One Los Angeles law office interviewed 200 Somalis smuggled into the United States in 2010 alone.
Free-market solution!—trafficking human beings is a massively criminal activity!
Reading on, my heart is pounding because here we have it, getting Somalis into the US through the asylum process is apparently being condoned by “leaders” in the refugee field. Meissner, quoted in this article is the speaker I heard last March at the “celebration” say that the asylum program was established for the purpose of helping the odd ballet dancer seeking freedom but has long since become a major conduit for NGO’s to bring Somalis across our borders.
And then get this, they are not detained while awaiting a decision, but freed to go live with family and friends in your neighborhoods!
Doris Meissner, former commissioner of the U.S. Immigration and Naturalization Service, said applicants can wait in camps for years with no assurance they’ll get into the country of their choice.
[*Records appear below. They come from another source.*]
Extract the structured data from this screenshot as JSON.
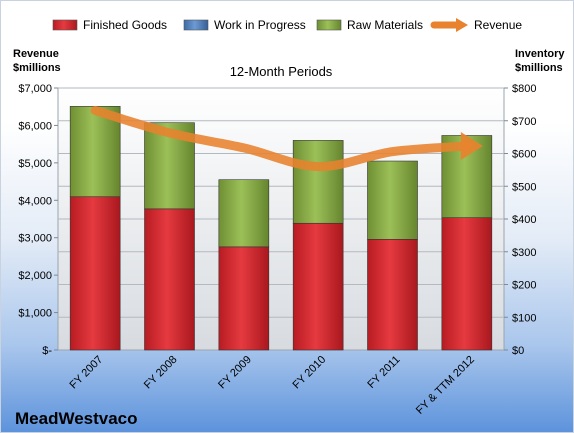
{
  "chart_data": {
    "type": "bar",
    "subtitle": "12-Month Periods",
    "company": "MeadWestvaco",
    "ylabel_left": [
      "Revenue",
      "$millions"
    ],
    "ylabel_right": [
      "Inventory",
      "$millions"
    ],
    "categories": [
      "FY 2007",
      "FY 2008",
      "FY 2009",
      "FY 2010",
      "FY 2011",
      "FY & TTM 2012"
    ],
    "left_axis": {
      "range": [
        0,
        7000
      ],
      "ticks": [
        0,
        1000,
        2000,
        3000,
        4000,
        5000,
        6000,
        7000
      ],
      "tick_labels": [
        "$-",
        "$1,000",
        "$2,000",
        "$3,000",
        "$4,000",
        "$5,000",
        "$6,000",
        "$7,000"
      ]
    },
    "right_axis": {
      "range": [
        0,
        800
      ],
      "ticks": [
        0,
        100,
        200,
        300,
        400,
        500,
        600,
        700,
        800
      ],
      "tick_labels": [
        "$0",
        "$100",
        "$200",
        "$300",
        "$400",
        "$500",
        "$600",
        "$700",
        "$800"
      ]
    },
    "gridlines": true,
    "legend_position": "top",
    "series": [
      {
        "name": "Finished Goods",
        "kind": "stacked-bar",
        "axis": "right",
        "color": "#d8282f",
        "values": [
          468,
          431,
          315,
          387,
          338,
          404
        ]
      },
      {
        "name": "Work in Progress",
        "kind": "stacked-bar",
        "axis": "right",
        "color": "#4f81bd",
        "values": [
          0,
          0,
          0,
          0,
          0,
          0
        ]
      },
      {
        "name": "Raw Materials",
        "kind": "stacked-bar",
        "axis": "right",
        "color": "#8db049",
        "values": [
          276,
          263,
          205,
          253,
          239,
          251
        ]
      },
      {
        "name": "Revenue",
        "kind": "line",
        "axis": "left",
        "color": "#e8822e",
        "values": [
          6400,
          5800,
          5400,
          4900,
          5300,
          5450
        ]
      }
    ]
  }
}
“Sometimes they decide that smuggling is the best shot,” said Meissner, now a senior fellow at the Migration Policy Institute, a nonpartisan think tank in Washington.
Dick Zonneveld, a St. Paul immigration attorney, recently taught a law class on Somali immigration issues. “Many times their only way to travel to the United States is illegally with false papers,” he said.
Previously, amnesty seekers were detained, sometimes for a long time at a high cost, until given asylum. But in January 2010, U.S. policy changed to release them if they have a “credible fear” of persecution and can stay with friends or family until a final court decision.
Nationally, the number of Somali asylum seekers found to have a “credible fear” more than doubled in the fiscal year ending Sept. 30, from 186 in 2009 to 394 in 2010, according to the U.S. Citizenship and Immigration Services.
Please read the entire Minneapolis Star Tribune story where there is also a discussion of the 270 smuggled Somalis that have not been found—maybe Ms. Meissner or Ms. Hunter know where they are! Maybe a Congressional committee should ask them!
Who is paying the smugglers? Who pays the lawyers? US Non-governmental organizations? We don’t know but Congress should find out. Everyone reading this page should immediately contact your Congressman and US Senators and demand Congressional investigations!